High-quality, abundant data is critical in the development of deep learning models. A deficit of training data can lead to overfitting42. The classification problem addressed in this paper lacks sufficient data to provide a deep learning architecture. Therefore, we performed data augmentation based on the training set using the following two methods to achieve the desired accuracy. The first data augmentation method we used was the RandomHorizontalFlip. RandomHorizontalFlip is a type of image data augmentation that flips the input image horizontally with a given probability. The second data augmentation method we used is RandomNoise43. RandomNoise is a simple form of data augmentation that adds noise sampled from a normal, random distribution. By training a neural network on noisy data, robust neural networks that proficiently generalize, even on noisy images, can be generated.

Model architecture

We used a model based on the ResNet CNN model44. There are several types of ResNet, such as ResNet-18, ResNet-50, and ResNet-101. In ResNet-n, n is the number of layers in the network, and as n increases, the number of computations increases, as well as the performance of the network. We used ResNet-18 with some changes; ResNet18 is a CNN model with a 72-layer architecture and 18 deep layers. ResNet18 consists of one 7 × 7 convolutional layer, two pool layers, eight residual units, and one fully connected layer. Each of the residual units contains two 3 × 3 convolutional layers. Here, we changed the input image of ResNet-18 to five channels and the output class to two types. Figure 3 shows the modified ResNet architecture used in this study to differentiate between MS and NMOSD.

Figure 3
figure 3

The architecture used to distinguish neuromyelitis optica spectrum disorder from multiple sclerosis. This architecture is based on a residual neural network. The output class of ResNet-18 was changed to 2 and the input data was expanded to 5 channels.

Gradient-weighted class activation map (Grad-CAM)

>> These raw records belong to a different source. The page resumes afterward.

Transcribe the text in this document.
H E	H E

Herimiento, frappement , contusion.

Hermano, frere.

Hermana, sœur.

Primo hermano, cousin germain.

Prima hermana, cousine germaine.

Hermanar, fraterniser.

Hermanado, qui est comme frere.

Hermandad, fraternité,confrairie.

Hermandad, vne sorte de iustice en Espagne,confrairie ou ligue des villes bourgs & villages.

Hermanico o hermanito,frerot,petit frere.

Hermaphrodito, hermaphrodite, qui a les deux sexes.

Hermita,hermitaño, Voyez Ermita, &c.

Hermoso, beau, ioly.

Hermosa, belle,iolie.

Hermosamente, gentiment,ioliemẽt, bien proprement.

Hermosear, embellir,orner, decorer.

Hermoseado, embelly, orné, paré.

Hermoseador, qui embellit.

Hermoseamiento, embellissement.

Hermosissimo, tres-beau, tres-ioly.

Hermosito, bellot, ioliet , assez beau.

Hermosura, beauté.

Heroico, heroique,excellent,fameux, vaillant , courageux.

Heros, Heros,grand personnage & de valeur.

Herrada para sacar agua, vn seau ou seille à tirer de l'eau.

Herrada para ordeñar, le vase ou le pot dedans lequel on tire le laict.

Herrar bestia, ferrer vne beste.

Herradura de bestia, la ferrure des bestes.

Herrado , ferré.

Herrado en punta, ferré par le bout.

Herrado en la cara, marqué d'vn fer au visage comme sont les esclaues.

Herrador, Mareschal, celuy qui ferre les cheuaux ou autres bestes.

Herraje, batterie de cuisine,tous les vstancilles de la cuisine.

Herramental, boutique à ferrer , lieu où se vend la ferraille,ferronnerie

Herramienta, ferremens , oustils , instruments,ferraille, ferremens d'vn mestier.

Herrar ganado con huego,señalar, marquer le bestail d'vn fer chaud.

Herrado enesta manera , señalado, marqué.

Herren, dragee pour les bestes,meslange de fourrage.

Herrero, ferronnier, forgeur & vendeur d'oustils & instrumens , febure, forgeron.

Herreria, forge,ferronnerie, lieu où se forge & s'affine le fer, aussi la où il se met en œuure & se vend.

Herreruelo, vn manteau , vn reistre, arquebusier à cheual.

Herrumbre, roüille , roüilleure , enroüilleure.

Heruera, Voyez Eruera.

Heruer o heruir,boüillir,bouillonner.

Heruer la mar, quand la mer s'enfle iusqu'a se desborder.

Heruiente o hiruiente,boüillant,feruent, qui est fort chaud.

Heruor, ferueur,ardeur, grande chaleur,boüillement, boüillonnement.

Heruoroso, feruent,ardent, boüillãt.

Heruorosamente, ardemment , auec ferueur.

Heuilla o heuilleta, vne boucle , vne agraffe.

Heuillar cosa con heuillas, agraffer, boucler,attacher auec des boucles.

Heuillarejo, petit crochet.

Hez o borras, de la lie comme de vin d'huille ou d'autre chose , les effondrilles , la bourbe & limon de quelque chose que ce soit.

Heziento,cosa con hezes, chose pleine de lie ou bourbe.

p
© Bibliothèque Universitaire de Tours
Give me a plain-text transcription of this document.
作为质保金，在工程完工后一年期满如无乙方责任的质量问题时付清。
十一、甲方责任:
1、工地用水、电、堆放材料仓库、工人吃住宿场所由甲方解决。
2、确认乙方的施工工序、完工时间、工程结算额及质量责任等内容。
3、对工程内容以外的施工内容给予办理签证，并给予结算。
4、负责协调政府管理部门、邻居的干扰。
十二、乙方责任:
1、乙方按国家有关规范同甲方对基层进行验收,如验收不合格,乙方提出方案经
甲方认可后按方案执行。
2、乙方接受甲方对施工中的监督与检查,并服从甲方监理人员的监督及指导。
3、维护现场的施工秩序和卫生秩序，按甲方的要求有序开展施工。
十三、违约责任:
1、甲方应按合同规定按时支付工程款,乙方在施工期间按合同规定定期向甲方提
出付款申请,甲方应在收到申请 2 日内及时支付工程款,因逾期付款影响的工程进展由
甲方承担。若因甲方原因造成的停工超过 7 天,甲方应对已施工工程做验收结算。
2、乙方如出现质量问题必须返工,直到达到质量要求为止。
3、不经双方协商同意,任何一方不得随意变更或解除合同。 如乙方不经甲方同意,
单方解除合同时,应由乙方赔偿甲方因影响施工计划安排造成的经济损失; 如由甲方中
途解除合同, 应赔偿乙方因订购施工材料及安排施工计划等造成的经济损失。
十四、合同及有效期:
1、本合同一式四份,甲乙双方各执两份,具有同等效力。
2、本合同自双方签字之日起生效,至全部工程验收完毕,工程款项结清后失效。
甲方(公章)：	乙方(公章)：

Grad-CAM is a generalization of the class activation map (CAM) that finds weights through gradients as follows34,45:

$${\alpha }_{k}^{c}= \frac{1}{z}\sum_{i}\sum_{j}\frac{\partial {y}^{C}}{\partial {A}_{ij}^{k}}$$

In the final convolutional layer, we allowed the gradients of any target concept score (logits for any class of interest) to flow. Specific aspects in the image for predicting that concept could then be highlighted on a coarse localization map by computing a significance score based on the gradients. To express this more technically, we computed the gradient of the class C logits concerning the activation maps of the final convolutional layer. Then we averaged the gradients over each feature map to determine a significance score as expressed below:

$${L}_{\mathrm{Grad}-\mathrm{CAM}}^{c}= ReLU\left(\sum_{k}{\alpha }_{k}^{c}{A}^{k}\right)$$

where c is the class of interest, k is the index of the activation map in the final convolutional layer, \({y}^{c}\) is the score for class c before softmax, and \({A}^{k}\) is the feature map of the k-th channel of the last CNN layer. The alpha value indicates the significance of feature map k for the target class c. The values are then added together after multiplying each activation map by its significance score. ReLU nonlinearity is also used in the summation to take into account only those pixels that positively affect the score of the class of interest.

Statistical analysis

Clinical characteristics of the enrolled patients are presented with appropriate summary statistics. Continuous data are shown as means with standard deviations or medians with inter-quartile ranges (IQRs). Categorical variables are presented as absolute and relative frequencies. We compared demographic findings between the two groups (MS versus NMOSD) using the Chi-square test or Fisher’s exact test for categorical variables. Student’s t-tests or Mann–Whitney U tests were used to compare continuous variables. The performance of our model was evaluated using appropriate classification metrics, namely accuracy, sensitivity, specificity, PPV, NPV, and area under the ROC curve. The results of 100 experiments are presented with means and 95% confidence intervals (CIs). All statistical analyses were performed using SPSS for Windows version 20.0 (IBM, Armonk, NY, USA) or R software version 4.2.1. Statistical significance was defined as a two-tailed p-value < 0.05.